Vietnam promises a market for long-term development with stable politics for Indian businesses looking to expand overseas.
Vietnam is currently emerging as a bright spot in Asia for attracting foreign investment due to its advantages of geographical and socio-political stability, high and sustainable economic growth, abundant human resources, investment incentives, and competitive production costs. Vietnam also has active and proactive international integration that enhances its position in ASEAN. Additionally, the many free trade agreements, especially the free trade agreements between the EU and Vietnam (EVFTA) and the investment protection agreement Vietnam- EU (EVIPA), further affirm Vietnam's important role and position in politics in Southeast Asia, as well as Asia- Pacific. Thanks to these advantages, Vietnam's economy is showing positive signs of growth in this Covid-19 era.
In early 2020, Vietnam attracted 1,212 new projects with total new investment of USD 13.89 billion, equaling 83 per cent compared to the same period in 2019. Korea, Japan, Singapore, Taiwan, Hong Kong are the leading investors in Vietnam with 20,437 projects and total investments of over USD 240 billion.
India ranked 26th in Vietnam's list of foreign investors with 276 projects and total investment of over USD 887 million. While Vietnam has been affected by the countries' locked border policy to prevent epidemics, import and export activities have still achieved positive results. The commodity export turnover reached USD 99.36 billion (down 1.7 per cent compared to the same period in 2019) and commodity import turnover reached USD 97.48 billion (down 3.8 per cent compared to the same period in 2019).
Rapid economy growth, corporate income tax incentive policy by the government for hi-tech industries, added value content and clean industrial investment projects, and large-scale projects have made Vietnam an attractive destination for foreign investors in recent years. Vietnam offers reasonable corporate income tax (CIT) compared to other countries in the region. In particular, the income tax rate is 20 per cent, but if the foreign investors invest inside the economic zones in the hi-tech sector, the government offers highest CIT with 10 per cent applied for 15 years, exemption for the first four years, and 50 per cent for nine years.
The CIT incentive for projects inside industrial parks is 20 per cent for the first two years which is reduced to 50 per cent in the next four years.
Costs for setting up businesses in the country are also very reasonable; the leasing price of industrial land in the north of Vietnam is priced up to USD 100 per square meter for 50 years and in the south is up to USD 150. The leasing price for the factories in the north is priced up to USD 5.0 per square meter and from USD 4.0 to USD 7.0 per square meter in the south. The labour cost in the country is also lower than other countries. It is USD 192 per month in developed cities and around USD 150 in other areas.
Administration procedures have been improved strongly by the Vietnamese government in recent years with 3,893 / 6,191 business conditions being reduced and simplified. Besides, most provinces and cities of Vietnam have set up one-stop service agencies and use information technology to shorten administration procedure for investors and enterprises.

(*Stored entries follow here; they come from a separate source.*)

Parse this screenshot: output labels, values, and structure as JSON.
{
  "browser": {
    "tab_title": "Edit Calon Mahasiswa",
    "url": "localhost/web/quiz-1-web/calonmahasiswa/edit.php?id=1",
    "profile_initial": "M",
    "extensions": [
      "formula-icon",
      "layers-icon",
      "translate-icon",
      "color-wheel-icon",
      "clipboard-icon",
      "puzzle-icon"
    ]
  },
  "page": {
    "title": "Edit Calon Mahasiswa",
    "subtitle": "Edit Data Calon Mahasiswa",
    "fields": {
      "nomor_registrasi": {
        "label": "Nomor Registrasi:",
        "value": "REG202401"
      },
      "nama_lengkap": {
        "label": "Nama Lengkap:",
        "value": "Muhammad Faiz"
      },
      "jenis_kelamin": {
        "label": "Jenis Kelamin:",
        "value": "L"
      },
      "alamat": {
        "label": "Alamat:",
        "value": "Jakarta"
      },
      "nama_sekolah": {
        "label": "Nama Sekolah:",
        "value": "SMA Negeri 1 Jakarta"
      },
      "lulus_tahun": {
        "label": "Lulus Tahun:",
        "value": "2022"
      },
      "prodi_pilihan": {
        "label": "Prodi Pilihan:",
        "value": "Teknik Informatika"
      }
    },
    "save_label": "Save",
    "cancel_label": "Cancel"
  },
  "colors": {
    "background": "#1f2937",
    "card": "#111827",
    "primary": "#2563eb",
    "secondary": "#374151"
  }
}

Vietnam has established more than 80 trade representative offices and 15 investment representatives overseas to promote Vietnamese investment environments and support foreign investors and businesses before they come to Vietnam. Moreover, Vietnam is quite active in participating in international and regional organisations such as the WTO, the ASEAN and the UNSC. This shows that Vietnam has more contribution in the region and is much appreciated by the international community.
For Indian investors, Vietnam promises a market for long-term development with stable politics. The country has a large young and educated workforce of 100 million people with the median age of 30.4. In addition, Vietnam also boasts of the highest GDP growth rate in the ASEAN, reaching 5-7 per cent.
In the Covid era, Vietnam is looking to attract supply chains of electronics, manufacturing, interior processing, textiles, and footwear, moving from China.
In the past two years, many Indian businesses with billion USD turnover have decided to make long-term investment or survey to prepare investment into Vietnam. Some of the emerging sectors of inters for this businesses include information technology, renewable energy, automotive auxiliary industries, and high quality plastic films with the orientation of products with high technical content, domestic consumption or export.